Great work and outcome!
rulez added on the 2026-04-27 21:45:21 by p01 p01
nice.

and nice use of "modern technology" for the tooling.
congratulations for being brave enough to disclose it :)
rulez added on the 2026-04-27 22:34:01 by wullon wullon
Quote:
I understand the intention behind the criticism. Art as human expression is the heart of the scene. Without it, a demo is just a benchmark test. There is a deep-seated fear that the "suffering for the craft" is being lost. In our world, the value of a prod is often seen as proportional to the struggle of squeezing it into 4k. If AI removes that struggle, some feel cheated out of the "admiration for the effort."


Same, I understand their viewpoint as well. They often have done it for a significant portion of their lives and devoted themselves to learning whatever craft they do. They feel AI is a threat to that craft, and will defend it to death.

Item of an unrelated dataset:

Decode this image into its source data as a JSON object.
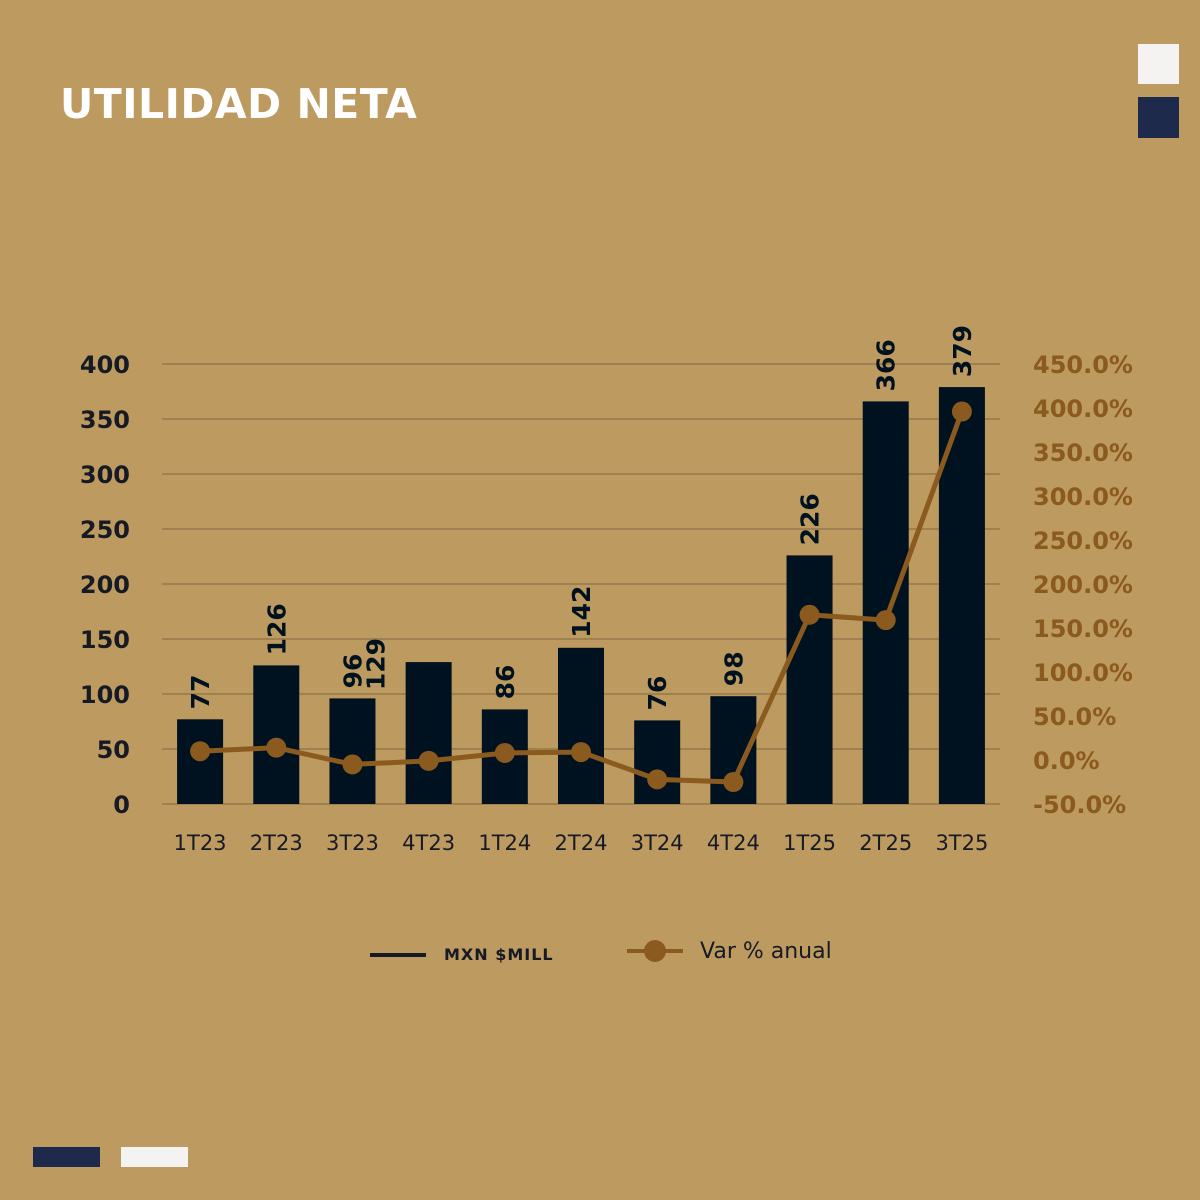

And thus feel justified when criticizing others about how to do said craft. And feel no problem in doing so with political or emotional reasons.

Personally I do not care how others do their craft, what matters to me personally is how I do it myself and what morals I hold when doing so, since to me there is never really a moral leg to stand on when saying to people how people do their hobbies. Same goes for any critique on prods etc, they are 100% entitled to their opinion, same with how I feel about making one and the effort went into it. What I consider a prod is definately different to others and thats fine.

Quote:
If we follow this "all-or-nohting" logic, we would have to audit every single piece of software in our pipeline for hidden AI-generated snippets. What if a tool developer uses copilot for boilerplate code and doesn't disclose it? Does the art created with that tool suddenly lose its soul?


Pretty much, thats what I suggested earlier in another thread. If people truly feel that strongly about it, they indeed should do that. Some people do indeed feel LLMs taint every single thing it touches, like a cancer.

Quote:
Where is the line between the tool and the creative output? AI won't disappear just because people hate it. It will continue to integrate into our workflows, and in a few years, it will be nearly impossible to use a computer without interacting with some component that an AI (helped) build. That would mean the end of "Modern" Compos.


That will ultimately must be approached some day as a serious discussion. Its the same argument as many unsavoury things; like sportswashing and the influx of money that flows, cobalt mining for phone parts, gambling sponsorships in sports etc.
added on the 2026-04-28 02:59:51 by ^ML!^ ^ML!^
Quote:
Same, I understand their viewpoint as well. They often have done it for a significant portion of their lives and devoted themselves to learning whatever craft they do. They feel AI is a threat to that craft, and will defend it to death. And thus feel justified when criticizing others about how to do said craft. And feel no problem in doing so with political or emotional reasons.


MLI, please consider that you are quite significantly overestimating your understanding of other peoples motivations.